Like its dogged protagonist, The Promised Land wastes no time in getting down to business. Some quick context given by on-screen text and an arrestingly blunt introduction to Kahlen is enough to get this film off to the races, and the furious pace is kept up long into the third act. It’s epic in scope in a refreshing way, throwing in some pleasant highs and brutal lows with its melodrama that grows and grows as the years pass. A cast of colourful characters muscles in to keep the work going, headed up by Amanda Collin’s world-weary maid Ann Barbara and child actor Melina Hagberg’s sparky outcast Anmai Mus. As circumstance draws its leads together into a close-knit family, the heart of the drama beats hard and fast, shifting the focus away from the great feat of creating civilisation in an uncivilised land and settling on a warm, empathetic tale of care and concession. Although the emotional texture of the film becomes more broad as time goes by, it would be difficult to pick fault with such a strong crowd-pleasing story buried within a film that markets itself on the grit of its landscape and its leading man.

The Promised Land is only the film’s English-language title, however, and in its native Denmark, it boldly announces itself as BASTARDEN (The Bastard). It’s entirely possible that non-Danish audiences will be keyed into the film through its vision of a people finding their place in the world, rather than the original title which refers quite bluntly to Kahlen himself. Despite literally being born out of wedlock and cast aside by the world, Mikkelsen’s Kahlen exudes a pent-up bitterness that defines ‘bastard’ in a far more offensive way.

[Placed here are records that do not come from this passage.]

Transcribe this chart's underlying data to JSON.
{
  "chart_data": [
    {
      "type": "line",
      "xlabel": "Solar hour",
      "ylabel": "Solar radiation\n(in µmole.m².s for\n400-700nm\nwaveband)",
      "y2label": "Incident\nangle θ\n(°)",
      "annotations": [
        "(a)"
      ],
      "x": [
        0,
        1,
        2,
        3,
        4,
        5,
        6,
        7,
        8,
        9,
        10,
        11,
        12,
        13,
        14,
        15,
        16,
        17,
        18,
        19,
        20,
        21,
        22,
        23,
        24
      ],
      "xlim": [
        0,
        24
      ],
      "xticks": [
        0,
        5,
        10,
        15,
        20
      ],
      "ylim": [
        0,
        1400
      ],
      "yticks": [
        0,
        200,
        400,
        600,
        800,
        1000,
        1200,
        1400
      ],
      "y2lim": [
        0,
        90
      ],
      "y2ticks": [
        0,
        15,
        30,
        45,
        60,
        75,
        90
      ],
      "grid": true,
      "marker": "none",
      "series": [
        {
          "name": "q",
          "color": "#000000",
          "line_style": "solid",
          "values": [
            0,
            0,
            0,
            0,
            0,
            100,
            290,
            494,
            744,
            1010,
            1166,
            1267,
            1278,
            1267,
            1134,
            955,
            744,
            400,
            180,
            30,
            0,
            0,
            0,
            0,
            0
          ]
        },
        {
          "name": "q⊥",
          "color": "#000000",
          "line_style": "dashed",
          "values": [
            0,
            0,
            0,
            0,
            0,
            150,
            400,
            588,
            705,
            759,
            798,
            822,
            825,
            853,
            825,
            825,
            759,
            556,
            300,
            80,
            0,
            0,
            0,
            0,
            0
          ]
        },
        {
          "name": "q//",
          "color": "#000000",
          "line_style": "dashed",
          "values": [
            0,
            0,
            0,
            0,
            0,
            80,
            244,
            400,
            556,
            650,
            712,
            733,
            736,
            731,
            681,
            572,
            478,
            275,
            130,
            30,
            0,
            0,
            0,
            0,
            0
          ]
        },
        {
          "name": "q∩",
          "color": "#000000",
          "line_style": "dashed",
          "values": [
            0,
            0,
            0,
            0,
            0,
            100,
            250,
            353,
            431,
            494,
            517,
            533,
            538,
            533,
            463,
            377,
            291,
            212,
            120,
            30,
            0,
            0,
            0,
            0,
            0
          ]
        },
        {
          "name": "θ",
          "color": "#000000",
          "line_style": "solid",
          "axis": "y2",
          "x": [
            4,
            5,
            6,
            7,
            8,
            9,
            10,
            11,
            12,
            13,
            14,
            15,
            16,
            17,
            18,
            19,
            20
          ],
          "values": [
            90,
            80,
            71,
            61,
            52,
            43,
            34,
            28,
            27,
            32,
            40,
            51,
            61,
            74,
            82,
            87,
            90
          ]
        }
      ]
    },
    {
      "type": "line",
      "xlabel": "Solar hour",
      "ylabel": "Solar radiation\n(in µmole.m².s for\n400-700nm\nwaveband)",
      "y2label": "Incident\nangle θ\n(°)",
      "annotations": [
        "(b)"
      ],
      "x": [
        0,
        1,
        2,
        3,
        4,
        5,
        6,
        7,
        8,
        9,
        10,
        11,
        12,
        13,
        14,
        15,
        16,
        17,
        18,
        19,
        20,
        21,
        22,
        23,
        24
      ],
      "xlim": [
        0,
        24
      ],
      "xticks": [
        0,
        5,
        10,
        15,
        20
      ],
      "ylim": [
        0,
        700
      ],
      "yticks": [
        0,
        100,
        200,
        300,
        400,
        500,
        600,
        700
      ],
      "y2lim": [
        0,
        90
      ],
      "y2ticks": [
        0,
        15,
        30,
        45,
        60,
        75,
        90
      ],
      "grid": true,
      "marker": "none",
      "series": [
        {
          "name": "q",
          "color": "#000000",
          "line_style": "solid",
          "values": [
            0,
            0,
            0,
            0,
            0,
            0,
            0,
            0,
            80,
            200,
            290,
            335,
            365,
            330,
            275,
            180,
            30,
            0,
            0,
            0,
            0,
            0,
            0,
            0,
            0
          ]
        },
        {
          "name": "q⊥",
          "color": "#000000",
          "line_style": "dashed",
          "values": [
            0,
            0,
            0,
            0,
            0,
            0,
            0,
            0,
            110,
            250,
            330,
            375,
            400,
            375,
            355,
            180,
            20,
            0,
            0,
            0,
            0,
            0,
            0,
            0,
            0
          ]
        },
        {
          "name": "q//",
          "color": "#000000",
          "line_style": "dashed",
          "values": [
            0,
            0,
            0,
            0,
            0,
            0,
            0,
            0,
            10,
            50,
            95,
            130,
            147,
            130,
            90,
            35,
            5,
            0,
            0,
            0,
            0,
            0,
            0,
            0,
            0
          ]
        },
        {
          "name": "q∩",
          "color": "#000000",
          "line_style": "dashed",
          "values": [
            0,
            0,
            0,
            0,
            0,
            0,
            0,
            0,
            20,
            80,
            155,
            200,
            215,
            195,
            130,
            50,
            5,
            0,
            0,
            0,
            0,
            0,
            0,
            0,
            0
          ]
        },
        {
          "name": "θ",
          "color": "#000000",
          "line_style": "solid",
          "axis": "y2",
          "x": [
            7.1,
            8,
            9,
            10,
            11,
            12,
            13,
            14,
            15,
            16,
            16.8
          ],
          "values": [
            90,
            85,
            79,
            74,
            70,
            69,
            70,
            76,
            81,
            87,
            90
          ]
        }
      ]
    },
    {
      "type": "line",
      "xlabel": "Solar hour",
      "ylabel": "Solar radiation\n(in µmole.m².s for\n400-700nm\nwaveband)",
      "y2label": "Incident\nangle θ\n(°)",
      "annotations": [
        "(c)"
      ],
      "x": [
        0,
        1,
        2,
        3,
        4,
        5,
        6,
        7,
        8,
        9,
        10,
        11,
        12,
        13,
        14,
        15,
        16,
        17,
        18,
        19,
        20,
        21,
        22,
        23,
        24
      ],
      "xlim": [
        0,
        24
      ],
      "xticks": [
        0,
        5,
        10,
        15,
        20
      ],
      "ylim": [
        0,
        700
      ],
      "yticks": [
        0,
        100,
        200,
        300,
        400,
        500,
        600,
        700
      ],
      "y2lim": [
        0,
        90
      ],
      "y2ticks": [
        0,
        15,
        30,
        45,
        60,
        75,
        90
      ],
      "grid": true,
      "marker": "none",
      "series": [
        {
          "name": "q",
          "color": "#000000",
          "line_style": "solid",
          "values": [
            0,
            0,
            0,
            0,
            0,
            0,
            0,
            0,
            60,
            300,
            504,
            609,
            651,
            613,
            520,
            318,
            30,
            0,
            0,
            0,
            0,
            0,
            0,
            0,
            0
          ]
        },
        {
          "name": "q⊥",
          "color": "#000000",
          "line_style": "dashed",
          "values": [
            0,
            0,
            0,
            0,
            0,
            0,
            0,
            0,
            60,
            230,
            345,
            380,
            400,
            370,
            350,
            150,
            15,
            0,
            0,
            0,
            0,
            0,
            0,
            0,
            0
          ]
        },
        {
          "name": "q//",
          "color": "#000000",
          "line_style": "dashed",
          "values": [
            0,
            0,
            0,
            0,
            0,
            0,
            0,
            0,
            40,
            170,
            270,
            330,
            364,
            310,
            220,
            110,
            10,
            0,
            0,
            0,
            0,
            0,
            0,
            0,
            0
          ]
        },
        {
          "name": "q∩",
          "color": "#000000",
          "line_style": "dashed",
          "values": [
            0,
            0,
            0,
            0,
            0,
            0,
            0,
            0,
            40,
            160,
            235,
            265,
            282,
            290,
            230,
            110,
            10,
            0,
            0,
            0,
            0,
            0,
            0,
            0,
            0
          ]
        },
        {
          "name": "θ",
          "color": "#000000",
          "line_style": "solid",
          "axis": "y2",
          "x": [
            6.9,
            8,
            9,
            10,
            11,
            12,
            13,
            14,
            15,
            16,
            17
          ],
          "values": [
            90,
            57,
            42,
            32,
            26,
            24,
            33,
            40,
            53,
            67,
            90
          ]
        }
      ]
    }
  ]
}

A bastard, then, in every sense of the word, he’s a compelling one at that, gradually having his edges sanded off as the winds crack off his razor-sharp cheekbones and the seasons pass. Yet perhaps more interestingly, it’s possible that BASTARDEN relates to the heath itself, an immense stretch of land that is owned by no one legitimately that is also a real bastard to cultivate. There’s plenty of meat to chew on with Kahlen and his place in the world, and while his moral quandaries often have predictable answers, there’s no stone left unturned in exploring his story to its fullest extent.

Where the terrain gets rocky is in the third act. As tensions rise and blood is spilled, de Schinkel’s villainy is presented in borderline cartoonish acts of sadism, epitomised by his almost-Nietzschean belief that the entire world is chaos. There’s nothing especially wrong with the tone being stretched like this, but when the film starts with such a confidently murky morality at its centre, its eventual commitment to good vs. evil feels a little disappointing. Still, The Promised Land remains as solid a period tale as any territory can offer, and marks a return to fine form from Arcel, a filmmaker with robust vision and impressive scope who is obviously keen to make his own mark in Danish cinema.